Promova
- Type: Private company
- Industry: Education
- Founded: April 2019
- Founder: Andrew Skrypnyk Mykhailo Galian Valeria Vakulska
- Headquarters: Limassol, Cyprus, Kyiv, Ukraine
- Number of employees: 130+
- Website: https://promova.com/

= Promova =

Language learning platform

Promova (in English: /prɔˈmɔvʌ/) is a Ukrainian-born language learning platform for multilingual learners focused on speaking confidence, adaptive learning, and real-life communication. The platform operates on a freemium model, offering free core content with a paid premium subscription for advanced features. Starting in 2024, language courses include AI learning tools for conversational practice and pronunciation recognition.

== History ==
Promova was launched in 2019. Before that, the company was known as Ten Words, the app evolved into a comprehensive language-learning platform by 2022 and was rebranded as "Promova", which is translated as “speech” from Ukrainian.

In 2021, Andrew Skrypnyk,  the company's CEO, was awarded 30 under 30 by Forbes Ukraine.

In May 2023, Promova launched its Korean language course. The version was created by Elly Kim, a linguist with Korean roots living in Ukraine.

On August 24, 2023, the Independence Day of Ukraine, Promova launched a Ukrainian language course, including 48 bite-sized lessons and flashcards with information about Ukrainian culture.

In October 2023, Promova became the first language-learning platform to release a Dyslexia mode, designed to make it easier for people with dyslexia to learn a new language. The mode uses Dysfont, a specialized typeface created by dyslexic designer Martin Pysny. In 2024, Promova updated its accessibility features to include a customizable Dyslexia Mode and a white noise tool for learners with ADHD.

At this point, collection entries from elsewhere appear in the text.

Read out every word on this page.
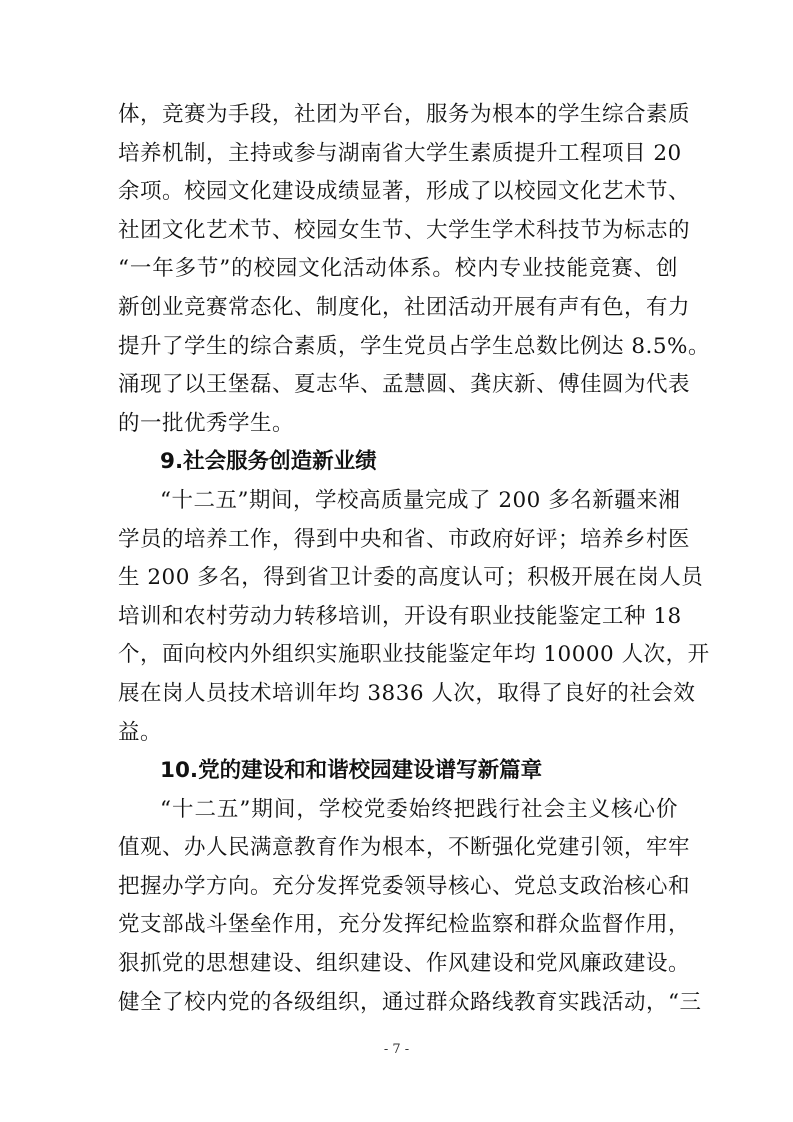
体，竞赛为手段，社团为平台，服务为根本的学生综合素质
培养机制，主持或参与湖南省大学生素质提升工程项目 20
余项。校园文化建设成绩显著，形成了以校园文化艺术节、
社团文化艺术节、校园女生节、大学生学术科技节为标志的
“一年多节”的校园文化活动体系。校内专业技能竞赛、创
新创业竞赛常态化、制度化，社团活动开展有声有色，有力
提升了学生的综合素质，学生党员占学生总数比例达 8.5%。
涌现了以王堡磊、夏志华、孟慧圆、龚庆新、傅佳圆为代表
的一批优秀学生。
9.社会服务创造新业绩
“十二五”期间，学校高质量完成了 200 多名新疆来湘
学员的培养工作，得到中央和省、市政府好评；培养乡村医
生 200 多名，得到省卫计委的高度认可；积极开展在岗人员
培训和农村劳动力转移培训，开设有职业技能鉴定工种 18
个，面向校内外组织实施职业技能鉴定年均 10000 人次，开
展在岗人员技术培训年均 3836 人次，取得了良好的社会效
益。
10.党的建设和和谐校园建设谱写新篇章
“十二五”期间，学校党委始终把践行社会主义核心价
值观、办人民满意教育作为根本，不断强化党建引领，牢牢
把握办学方向。充分发挥党委领导核心、党总支政治核心和
党支部战斗堡垒作用，充分发挥纪检监察和群众监督作用，
狠抓党的思想建设、组织建设、作风建设和党风廉政建设。
健全了校内党的各级组织，通过群众路线教育实践活动，“三
- 7 -
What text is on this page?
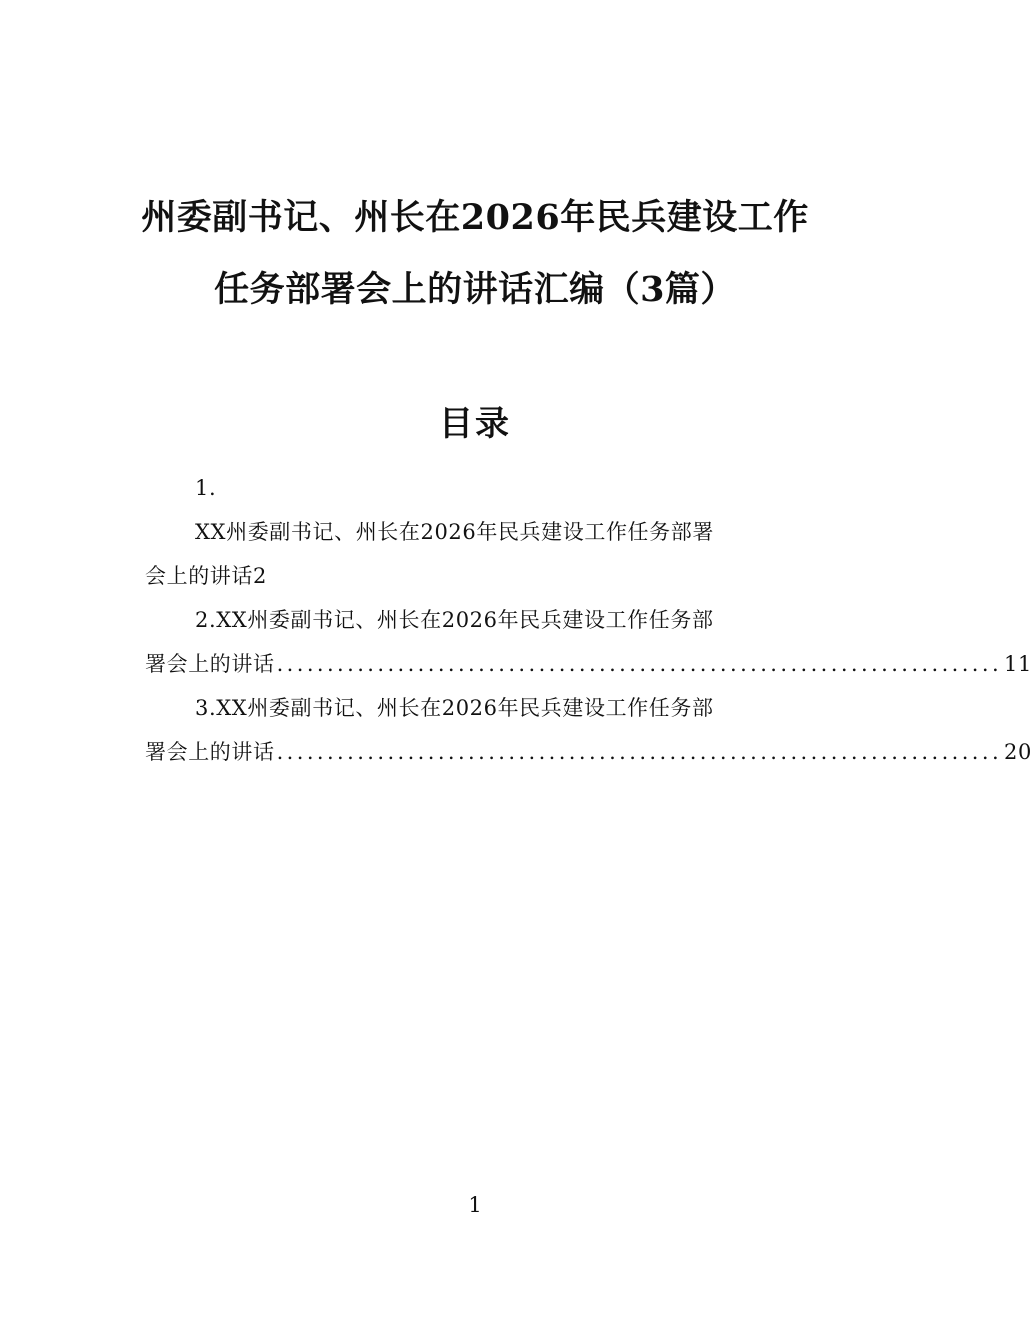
州委副书记、州长在2026年民兵建设工作
任务部署会上的讲话汇编（3篇）
目录
1.
XX州委副书记、州长在2026年民兵建设工作任务部署
会上的讲话2
2.XX州委副书记、州长在2026年民兵建设工作任务部
署会上的讲话 ........................................................................ 11
3.XX州委副书记、州长在2026年民兵建设工作任务部
署会上的讲话 ........................................................................ 20
1
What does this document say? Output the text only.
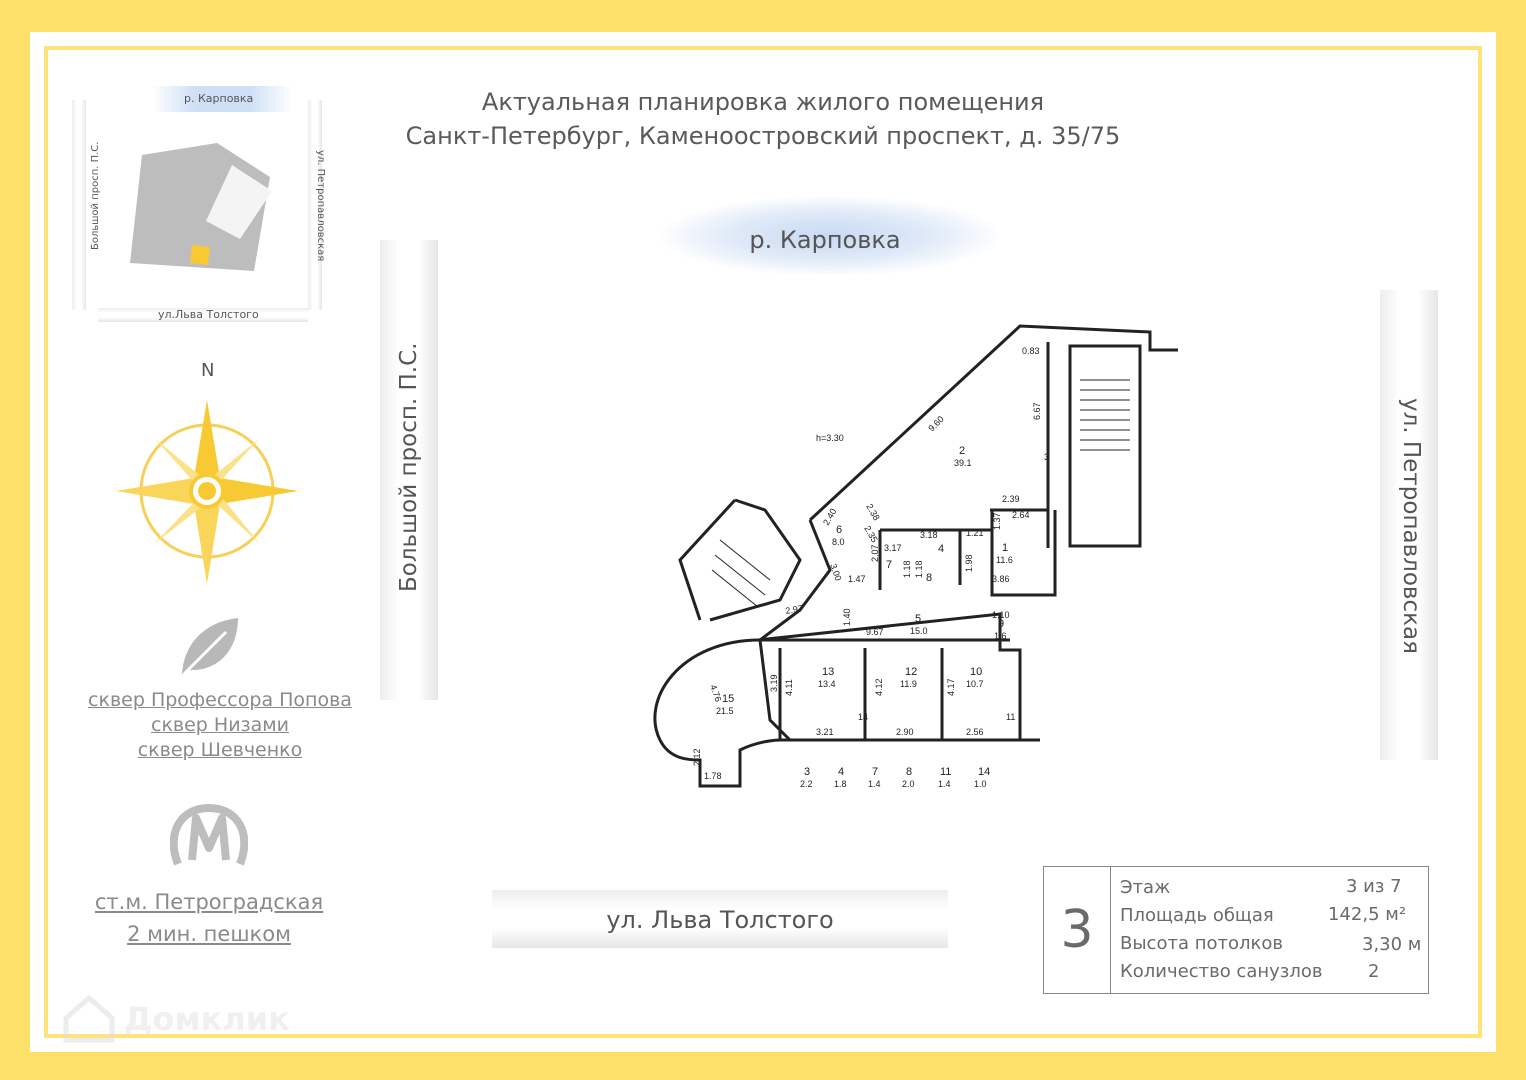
Актуальная планировка жилого помещения
Санкт-Петербург, Каменоостровский проспект, д. 35/75
р. Карповка
Большой просп. П.С.	ул. Петропавловская
ул.Льва Толстого
N
сквер Профессора Попова
сквер Низами
сквер Шевченко
ст.м. Петроградская
2 мин. пешком
Домклик
р. Карповка
Большой просп. П.С.	ул. Петропавловская
ул. Льва Толстого
h=3.30
2
39.1
6
8.0	1
11.6
5
15.0
9
1.6
13
13.4
12
11.9
10
10.7
15
21.5
0.83
6.67
9.60
3
2.39
2.64
2.40
2.35
2.38
3.18	1.21
1.37
3.17	4
2.07
7 1.18 1.18 8
1.98
3.86
3.00 1.47
2.97	1.40
9.67
1.10
4.76
3.19 4.11	4.12	4.17
14	11
3.21	2.90	2.56
2.12
1.78	3
2.2
4
1.8
7
1.4
8
2.0
11
1.4
14
1.0
3
Этаж	3 из 7
Площадь общая	142,5 м²
Высота потолков	3,30 м
Количество санузлов	2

In November 2023, Promova provided all Ukrainians with three years of free access to its language courses as part of Ukraine's Future Perfect national program. This initiative, launched by the Ukrainian government and the Ministry of Digital Transformation, supports President Zelensky's law recognizing English as the official language of international communication and aims to improve English proficiency among Ukrainians.

In December 2023, Promova was recognized as one of the 25 most prominent Ukrainian startups by Forbes magazine.

In April 2024, On National ASL Day in the US, Promova launched a free American Sign Language course. A part of the course covers communication in emergencies such as asking for help, warning about fire, and expressing the need to call the police or a doctor.

In 2024, the platform launched the "Promova for Good" initiative in Brazil, partnering with local organizations to provide free language training for underprivileged youth and women-led startups.

In 2024 and 2025, Promova won the 2024 EdTechX Awards in the Language learning category.

In March 2025, Fast Company named Promova to its annual World's Most Innovative Companies 2025 list. In April 2025, TIME, in partnership with Statista, included Promova in its World's Top EdTech Companies of 2025.

In January 2026, Promova partnered with boxer Oleksandr Usyk and sports-tech ecosystem Ready to Fight, appointing Usyk as honorary Chief Discipline Officer and introducing themed in-app learning courses.

== Product and services ==
Promova's structured curriculum covers vocabulary, grammar, reading, listening, and speaking through short-form lessons. The app is available on iOS, Android, and desktop web, and operates on a freemium model with a premium subscription tier.

The platform includes several machine learning and artificial intelligence features for speech evaluation and conversational practice. These features include an automated speaking assessment that grades English proficiency using CEFR standards, and a pronunciation practice tool powered by an internal machine learning model. The service also provides an interactive AI Tutor that gives text and voice feedback on grammar, as well as AI Role-Play scenarios for practicing fluency and accuracy. For accessibility, the app features a dedicated "Dyslexia Mode" launched in October 2023, which utilizes the specialized Dysfont typeface to improve readability for learners with dyslexia.

As of 2026, Promova has 13 language learning courses: English, Spanish, LATAM Spanish, Italian, Portuguese, French, German, Ukrainian, Arabic, Korean, Chinese, Japanese and ASL.